Hi everybody,
I am experiencing the problem that when “walking” through objects in a ROOT-file, retrieving the objects takes more and more time the longer you walk.
Consider the following code where I walk through a ROOT-file with many TEfficiency objects inside.

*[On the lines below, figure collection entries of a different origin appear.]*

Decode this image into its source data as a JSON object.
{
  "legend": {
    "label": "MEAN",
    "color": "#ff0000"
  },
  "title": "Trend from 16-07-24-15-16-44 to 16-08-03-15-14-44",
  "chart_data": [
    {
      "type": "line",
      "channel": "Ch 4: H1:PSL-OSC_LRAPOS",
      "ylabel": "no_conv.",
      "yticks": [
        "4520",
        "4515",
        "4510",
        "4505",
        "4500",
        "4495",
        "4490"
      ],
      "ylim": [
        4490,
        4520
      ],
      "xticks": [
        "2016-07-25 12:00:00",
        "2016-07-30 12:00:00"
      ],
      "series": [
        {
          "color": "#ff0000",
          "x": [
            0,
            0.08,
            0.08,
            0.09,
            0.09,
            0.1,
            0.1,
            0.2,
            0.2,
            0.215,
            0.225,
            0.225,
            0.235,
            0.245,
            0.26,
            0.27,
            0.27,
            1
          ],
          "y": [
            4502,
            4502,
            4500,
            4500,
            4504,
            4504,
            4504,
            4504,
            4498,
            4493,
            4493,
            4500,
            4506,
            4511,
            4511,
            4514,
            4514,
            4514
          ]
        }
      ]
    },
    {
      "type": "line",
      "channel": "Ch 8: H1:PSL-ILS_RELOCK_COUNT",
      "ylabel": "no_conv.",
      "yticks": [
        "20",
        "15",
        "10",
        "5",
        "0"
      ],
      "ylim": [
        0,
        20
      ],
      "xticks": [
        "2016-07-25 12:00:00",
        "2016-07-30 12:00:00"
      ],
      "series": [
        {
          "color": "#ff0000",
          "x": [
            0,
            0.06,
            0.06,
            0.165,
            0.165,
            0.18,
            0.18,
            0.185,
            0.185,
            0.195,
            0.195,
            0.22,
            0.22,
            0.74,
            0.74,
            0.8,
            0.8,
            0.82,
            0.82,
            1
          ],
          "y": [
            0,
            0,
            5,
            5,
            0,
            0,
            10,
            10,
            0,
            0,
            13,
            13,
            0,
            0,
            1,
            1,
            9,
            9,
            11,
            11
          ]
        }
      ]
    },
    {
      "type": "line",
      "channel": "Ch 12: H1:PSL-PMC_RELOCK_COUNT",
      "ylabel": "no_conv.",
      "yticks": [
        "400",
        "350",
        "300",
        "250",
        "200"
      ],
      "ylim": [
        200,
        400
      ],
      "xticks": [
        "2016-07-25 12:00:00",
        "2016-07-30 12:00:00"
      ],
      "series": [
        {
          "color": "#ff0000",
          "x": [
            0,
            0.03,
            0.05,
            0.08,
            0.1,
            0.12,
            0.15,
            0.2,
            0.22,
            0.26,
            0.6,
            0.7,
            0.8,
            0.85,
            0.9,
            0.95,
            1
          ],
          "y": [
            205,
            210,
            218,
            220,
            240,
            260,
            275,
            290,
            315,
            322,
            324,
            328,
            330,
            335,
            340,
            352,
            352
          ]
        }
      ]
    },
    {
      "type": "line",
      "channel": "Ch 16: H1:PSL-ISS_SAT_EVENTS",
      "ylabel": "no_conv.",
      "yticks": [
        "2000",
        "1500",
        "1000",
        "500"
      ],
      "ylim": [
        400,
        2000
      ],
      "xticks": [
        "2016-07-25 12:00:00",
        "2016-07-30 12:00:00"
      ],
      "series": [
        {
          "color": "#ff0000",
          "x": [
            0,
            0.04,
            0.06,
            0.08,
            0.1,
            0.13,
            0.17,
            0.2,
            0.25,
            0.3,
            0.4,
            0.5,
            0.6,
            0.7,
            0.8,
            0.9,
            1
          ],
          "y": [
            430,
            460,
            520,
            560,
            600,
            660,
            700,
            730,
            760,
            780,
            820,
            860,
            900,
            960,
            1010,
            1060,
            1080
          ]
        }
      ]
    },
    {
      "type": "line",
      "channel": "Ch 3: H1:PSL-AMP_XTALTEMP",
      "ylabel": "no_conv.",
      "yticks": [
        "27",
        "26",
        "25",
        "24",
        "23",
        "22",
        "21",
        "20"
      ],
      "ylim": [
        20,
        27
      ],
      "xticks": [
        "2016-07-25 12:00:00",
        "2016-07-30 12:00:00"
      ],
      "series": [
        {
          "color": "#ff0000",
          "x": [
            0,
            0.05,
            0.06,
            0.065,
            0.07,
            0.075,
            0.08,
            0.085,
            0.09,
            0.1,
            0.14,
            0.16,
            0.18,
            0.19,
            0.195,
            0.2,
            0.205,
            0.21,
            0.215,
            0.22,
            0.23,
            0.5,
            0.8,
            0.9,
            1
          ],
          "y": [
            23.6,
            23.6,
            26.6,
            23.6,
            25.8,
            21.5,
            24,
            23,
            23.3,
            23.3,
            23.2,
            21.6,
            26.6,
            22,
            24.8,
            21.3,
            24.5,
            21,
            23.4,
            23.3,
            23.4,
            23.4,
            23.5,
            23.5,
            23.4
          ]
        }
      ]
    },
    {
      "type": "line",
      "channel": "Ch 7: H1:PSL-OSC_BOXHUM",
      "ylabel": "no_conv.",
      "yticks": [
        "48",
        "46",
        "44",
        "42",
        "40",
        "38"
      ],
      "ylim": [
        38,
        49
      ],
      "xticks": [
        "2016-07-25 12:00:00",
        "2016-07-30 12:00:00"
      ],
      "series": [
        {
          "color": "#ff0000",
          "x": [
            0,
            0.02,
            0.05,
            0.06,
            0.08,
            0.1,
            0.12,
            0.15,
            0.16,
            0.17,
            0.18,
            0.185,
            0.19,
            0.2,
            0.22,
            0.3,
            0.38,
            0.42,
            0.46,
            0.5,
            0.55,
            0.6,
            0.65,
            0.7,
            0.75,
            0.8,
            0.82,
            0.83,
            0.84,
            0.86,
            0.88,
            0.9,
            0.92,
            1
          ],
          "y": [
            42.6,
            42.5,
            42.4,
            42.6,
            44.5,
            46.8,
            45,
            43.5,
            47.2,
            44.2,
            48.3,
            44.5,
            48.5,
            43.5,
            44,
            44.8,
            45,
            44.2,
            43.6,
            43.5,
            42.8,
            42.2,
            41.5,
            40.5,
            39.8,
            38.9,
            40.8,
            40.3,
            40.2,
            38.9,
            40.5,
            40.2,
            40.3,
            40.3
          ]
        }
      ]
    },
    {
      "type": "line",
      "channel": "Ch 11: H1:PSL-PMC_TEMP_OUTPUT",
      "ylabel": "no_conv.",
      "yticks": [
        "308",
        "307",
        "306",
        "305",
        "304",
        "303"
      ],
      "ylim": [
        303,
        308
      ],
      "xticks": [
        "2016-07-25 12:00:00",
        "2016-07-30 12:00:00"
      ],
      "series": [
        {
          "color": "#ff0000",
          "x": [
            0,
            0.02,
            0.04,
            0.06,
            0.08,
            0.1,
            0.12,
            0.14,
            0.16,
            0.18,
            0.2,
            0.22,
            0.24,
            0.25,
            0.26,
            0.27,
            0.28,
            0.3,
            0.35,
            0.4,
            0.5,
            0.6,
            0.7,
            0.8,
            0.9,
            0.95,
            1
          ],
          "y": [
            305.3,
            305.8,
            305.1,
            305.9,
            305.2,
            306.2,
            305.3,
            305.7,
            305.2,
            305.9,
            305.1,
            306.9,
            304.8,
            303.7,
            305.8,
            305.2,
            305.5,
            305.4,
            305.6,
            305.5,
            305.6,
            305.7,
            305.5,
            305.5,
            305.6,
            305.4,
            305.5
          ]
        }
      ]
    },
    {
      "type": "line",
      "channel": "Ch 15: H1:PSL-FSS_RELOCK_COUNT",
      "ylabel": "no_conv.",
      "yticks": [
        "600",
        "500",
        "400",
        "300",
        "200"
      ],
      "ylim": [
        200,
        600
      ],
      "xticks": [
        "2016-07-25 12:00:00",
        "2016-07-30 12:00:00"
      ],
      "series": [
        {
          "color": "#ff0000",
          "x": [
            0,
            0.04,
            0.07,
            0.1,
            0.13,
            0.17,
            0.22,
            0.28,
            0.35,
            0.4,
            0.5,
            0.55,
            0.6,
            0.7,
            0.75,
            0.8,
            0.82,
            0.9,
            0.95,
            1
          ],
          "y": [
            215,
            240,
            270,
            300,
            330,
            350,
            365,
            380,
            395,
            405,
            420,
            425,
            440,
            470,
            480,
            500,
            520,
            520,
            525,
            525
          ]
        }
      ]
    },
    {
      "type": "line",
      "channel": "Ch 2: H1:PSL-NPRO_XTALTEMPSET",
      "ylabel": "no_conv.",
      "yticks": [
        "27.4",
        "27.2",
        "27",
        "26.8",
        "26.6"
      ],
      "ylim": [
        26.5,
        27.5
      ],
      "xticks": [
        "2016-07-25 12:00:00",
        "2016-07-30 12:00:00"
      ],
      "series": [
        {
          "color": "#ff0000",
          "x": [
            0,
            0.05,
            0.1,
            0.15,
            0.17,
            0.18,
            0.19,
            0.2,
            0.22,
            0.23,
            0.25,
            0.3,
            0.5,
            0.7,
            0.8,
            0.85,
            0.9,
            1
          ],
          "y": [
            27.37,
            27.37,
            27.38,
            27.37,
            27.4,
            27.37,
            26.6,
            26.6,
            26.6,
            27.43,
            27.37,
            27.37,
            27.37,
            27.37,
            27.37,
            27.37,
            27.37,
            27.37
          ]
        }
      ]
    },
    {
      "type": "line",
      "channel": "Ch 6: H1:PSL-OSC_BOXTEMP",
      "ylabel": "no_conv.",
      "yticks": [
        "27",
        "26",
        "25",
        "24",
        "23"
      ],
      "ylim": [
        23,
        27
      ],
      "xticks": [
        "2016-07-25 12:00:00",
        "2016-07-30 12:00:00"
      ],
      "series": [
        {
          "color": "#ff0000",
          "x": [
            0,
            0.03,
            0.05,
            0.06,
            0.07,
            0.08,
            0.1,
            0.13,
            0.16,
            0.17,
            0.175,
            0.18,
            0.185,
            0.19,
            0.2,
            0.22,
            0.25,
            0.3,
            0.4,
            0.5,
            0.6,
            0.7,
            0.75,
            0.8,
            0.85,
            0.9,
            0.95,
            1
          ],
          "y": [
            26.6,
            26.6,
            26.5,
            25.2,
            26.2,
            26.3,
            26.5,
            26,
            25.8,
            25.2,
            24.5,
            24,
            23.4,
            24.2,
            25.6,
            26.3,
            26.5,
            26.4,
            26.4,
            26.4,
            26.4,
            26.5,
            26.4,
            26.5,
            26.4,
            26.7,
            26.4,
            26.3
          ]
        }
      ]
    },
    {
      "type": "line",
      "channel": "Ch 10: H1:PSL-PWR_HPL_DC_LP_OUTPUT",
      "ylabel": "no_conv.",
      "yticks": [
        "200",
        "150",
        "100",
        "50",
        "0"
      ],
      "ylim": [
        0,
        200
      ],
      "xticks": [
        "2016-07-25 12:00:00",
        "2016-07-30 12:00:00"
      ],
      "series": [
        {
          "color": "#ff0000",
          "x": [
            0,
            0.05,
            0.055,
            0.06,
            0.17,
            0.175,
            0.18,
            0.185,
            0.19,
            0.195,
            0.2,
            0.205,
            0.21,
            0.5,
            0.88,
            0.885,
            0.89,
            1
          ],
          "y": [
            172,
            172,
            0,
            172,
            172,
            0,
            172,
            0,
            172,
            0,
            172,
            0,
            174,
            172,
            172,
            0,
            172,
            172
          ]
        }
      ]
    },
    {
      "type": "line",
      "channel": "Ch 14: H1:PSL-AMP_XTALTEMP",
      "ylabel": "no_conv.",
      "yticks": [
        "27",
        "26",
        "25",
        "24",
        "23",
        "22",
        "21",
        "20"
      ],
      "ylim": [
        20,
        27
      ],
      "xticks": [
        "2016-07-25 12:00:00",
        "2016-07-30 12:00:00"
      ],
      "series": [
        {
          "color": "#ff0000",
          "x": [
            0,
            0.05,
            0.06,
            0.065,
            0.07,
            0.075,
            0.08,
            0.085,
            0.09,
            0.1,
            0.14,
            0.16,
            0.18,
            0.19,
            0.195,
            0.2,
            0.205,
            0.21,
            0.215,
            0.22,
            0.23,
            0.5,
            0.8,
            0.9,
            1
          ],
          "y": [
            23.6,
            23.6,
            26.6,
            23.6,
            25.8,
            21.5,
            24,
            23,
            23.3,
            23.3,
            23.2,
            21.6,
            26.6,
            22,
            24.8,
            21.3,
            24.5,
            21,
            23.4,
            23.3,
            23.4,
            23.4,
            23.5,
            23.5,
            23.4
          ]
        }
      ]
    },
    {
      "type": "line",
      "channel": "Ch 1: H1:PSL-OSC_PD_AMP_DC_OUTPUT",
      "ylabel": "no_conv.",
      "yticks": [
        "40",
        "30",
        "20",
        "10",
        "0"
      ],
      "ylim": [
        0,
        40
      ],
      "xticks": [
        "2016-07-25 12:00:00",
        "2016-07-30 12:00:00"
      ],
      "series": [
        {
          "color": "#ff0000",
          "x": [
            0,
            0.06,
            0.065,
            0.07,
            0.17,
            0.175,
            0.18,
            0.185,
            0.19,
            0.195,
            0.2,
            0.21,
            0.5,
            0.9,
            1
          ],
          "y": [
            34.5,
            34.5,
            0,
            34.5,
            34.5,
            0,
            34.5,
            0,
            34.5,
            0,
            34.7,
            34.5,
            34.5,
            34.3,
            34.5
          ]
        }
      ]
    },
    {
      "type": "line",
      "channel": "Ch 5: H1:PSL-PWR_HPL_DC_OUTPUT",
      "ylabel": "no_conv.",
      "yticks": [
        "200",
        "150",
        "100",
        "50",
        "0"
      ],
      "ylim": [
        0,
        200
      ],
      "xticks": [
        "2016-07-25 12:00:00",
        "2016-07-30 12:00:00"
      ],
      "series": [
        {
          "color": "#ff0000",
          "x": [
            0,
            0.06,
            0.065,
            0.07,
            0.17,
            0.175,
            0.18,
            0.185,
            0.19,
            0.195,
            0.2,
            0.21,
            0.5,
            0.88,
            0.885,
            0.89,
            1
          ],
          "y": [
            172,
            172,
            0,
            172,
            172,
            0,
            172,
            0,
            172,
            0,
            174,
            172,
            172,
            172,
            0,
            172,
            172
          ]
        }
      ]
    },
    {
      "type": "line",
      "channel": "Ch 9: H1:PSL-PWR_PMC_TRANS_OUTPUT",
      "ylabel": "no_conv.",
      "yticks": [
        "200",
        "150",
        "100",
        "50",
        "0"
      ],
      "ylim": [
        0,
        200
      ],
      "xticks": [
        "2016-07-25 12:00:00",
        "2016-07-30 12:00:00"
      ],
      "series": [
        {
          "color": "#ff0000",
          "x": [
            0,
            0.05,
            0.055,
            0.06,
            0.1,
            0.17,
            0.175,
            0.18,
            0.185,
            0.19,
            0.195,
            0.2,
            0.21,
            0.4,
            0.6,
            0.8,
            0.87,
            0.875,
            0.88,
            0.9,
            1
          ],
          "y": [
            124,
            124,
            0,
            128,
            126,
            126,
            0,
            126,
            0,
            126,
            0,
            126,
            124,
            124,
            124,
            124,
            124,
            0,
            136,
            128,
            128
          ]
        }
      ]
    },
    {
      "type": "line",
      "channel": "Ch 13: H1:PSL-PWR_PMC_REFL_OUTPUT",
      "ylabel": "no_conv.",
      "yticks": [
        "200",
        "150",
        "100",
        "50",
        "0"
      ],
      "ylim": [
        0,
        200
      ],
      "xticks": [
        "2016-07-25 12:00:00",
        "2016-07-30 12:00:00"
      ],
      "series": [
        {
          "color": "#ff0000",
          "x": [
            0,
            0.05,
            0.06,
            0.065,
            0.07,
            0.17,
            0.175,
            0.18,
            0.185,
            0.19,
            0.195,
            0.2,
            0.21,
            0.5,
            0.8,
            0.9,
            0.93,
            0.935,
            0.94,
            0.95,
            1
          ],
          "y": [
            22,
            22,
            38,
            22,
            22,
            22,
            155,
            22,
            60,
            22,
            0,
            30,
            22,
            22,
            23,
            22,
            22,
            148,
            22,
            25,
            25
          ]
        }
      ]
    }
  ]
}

For convenience, I use the rootpy.io.file.walk function for walking through the ROOT-file. However, as I elaborate below, it is not the cause of the problem. You can find the script and the corresponding test ROOT-file scurves.root
here:
#!/usr/bin/env python
from rootpy.io import root_open
import rootpy.ROOT as ROOT
import time
_print_interval = 1000
_last_time = time.time()
_obj_cnt = 0
def print_time_past():
global _print_interval, _last_time, _obj_cnt
_obj_cnt += 1
if _obj_cnt%_print_interval == 0:
ms_past = (time.time()-_last_time)*1000.
print(f"Took {ms_past:.0f}ms for the last {_print_interval} objects.")
_last_time = time.time()
def walk():
fname = "scurves.root"
with root_open(fname, "READ") as root_file:
for path, dirs, objects in root_file.walk(""):
for obj_name in objects:
obj = root_file[path+"/"+obj_name] #This line is critical!
#Do something with object
print_time_past()
walk()
You will notice that, when running it, it will take more and more time to walk through batches of 1000 objects, producing an output like this:
Took 3816ms for the last 1000 objects.
Took 2334ms for the last 1000 objects.
Took 2174ms for the last 1000 objects.
Took 2253ms for the last 1000 objects.
Took 2355ms for the last 1000 objects.
Took 2582ms for the last 1000 objects.
Took 2583ms for the last 1000 objects.
Took 2652ms for the last 1000 objects.
Took 2750ms for the last 1000 objects.
Took 2909ms for the last 1000 objects.
Took 2778ms for the last 1000 objects.
Took 2902ms for the last 1000 objects.
Took 3109ms for the last 1000 objects.
Took 3269ms for the last 1000 objects.
Took 3412ms for the last 1000 objects.
Took 3410ms for the last 1000 objects.
Took 3880ms for the last 1000 objects.
Took 4391ms for the last 1000 objects.
Took 4919ms for the last 1000 objects.
Took 4758ms for the last 1000 objects.
Took 4143ms for the last 1000 objects.
Took 4400ms for the last 1000 objects.
Took 4303ms for the last 1000 objects.
Took 4446ms for the last 1000 objects.
Took 4438ms for the last 1000 objects.
Took 5050ms for the last 1000 objects.
Took 4827ms for the last 1000 objects.
Took 5275ms for the last 1000 objects.
Took 6279ms for the last 1000 objects.
Took 5203ms for the last 1000 objects.
Took 5862ms for the last 1000 objects.
Took 5982ms for the last 1000 objects.
Took 6300ms for the last 1000 objects.
Took 5883ms for the last 1000 objects.
Took 6926ms for the last 1000 objects.
Took 8219ms for the last 1000 objects.
Took 7514ms for the last 1000 objects.
Took 6585ms for the last 1000 objects.
Took 6371ms for the last 1000 objects.
Took 6994ms for the last 1000 objects.
Took 8177ms for the last 1000 objects.
Took 8137ms for the last 1000 objects.
Took 7065ms for the last 1000 objects.
Took 7374ms for the last 1000 objects.
Took 7479ms for the last 1000 objects.
Took 7564ms for the last 1000 objects.
Took 8076ms for the last 1000 objects.
Took 9441ms for the last 1000 objects.
Took 8773ms for the last 1000 objects.
Took 10552ms for the last 1000 objects.
Took 9495ms for the last 1000 objects.
Took 10253ms for the last 1000 objects.
Took 13477ms for the last 1000 objects.
Took 16660ms for the last 1000 objects.
Took 18195ms for the last 1000 objects.
I believe it is somehow related to memory usage when actually retrieving the object from the ROOT-file, since when commenting out the line
obj = root_file[path+"/"+obj_name] #This line is critical!
looping through batches of 1000 objects takes equally long no matter how far you “walk” (which also means that the rootpy.io.file.walk function itself is innocent)
Tested with:
Python 3.6.5
rootpy 1.0.1
ROOT 6.14/04
Looking very much forward for ideas and suggestions, thanks already!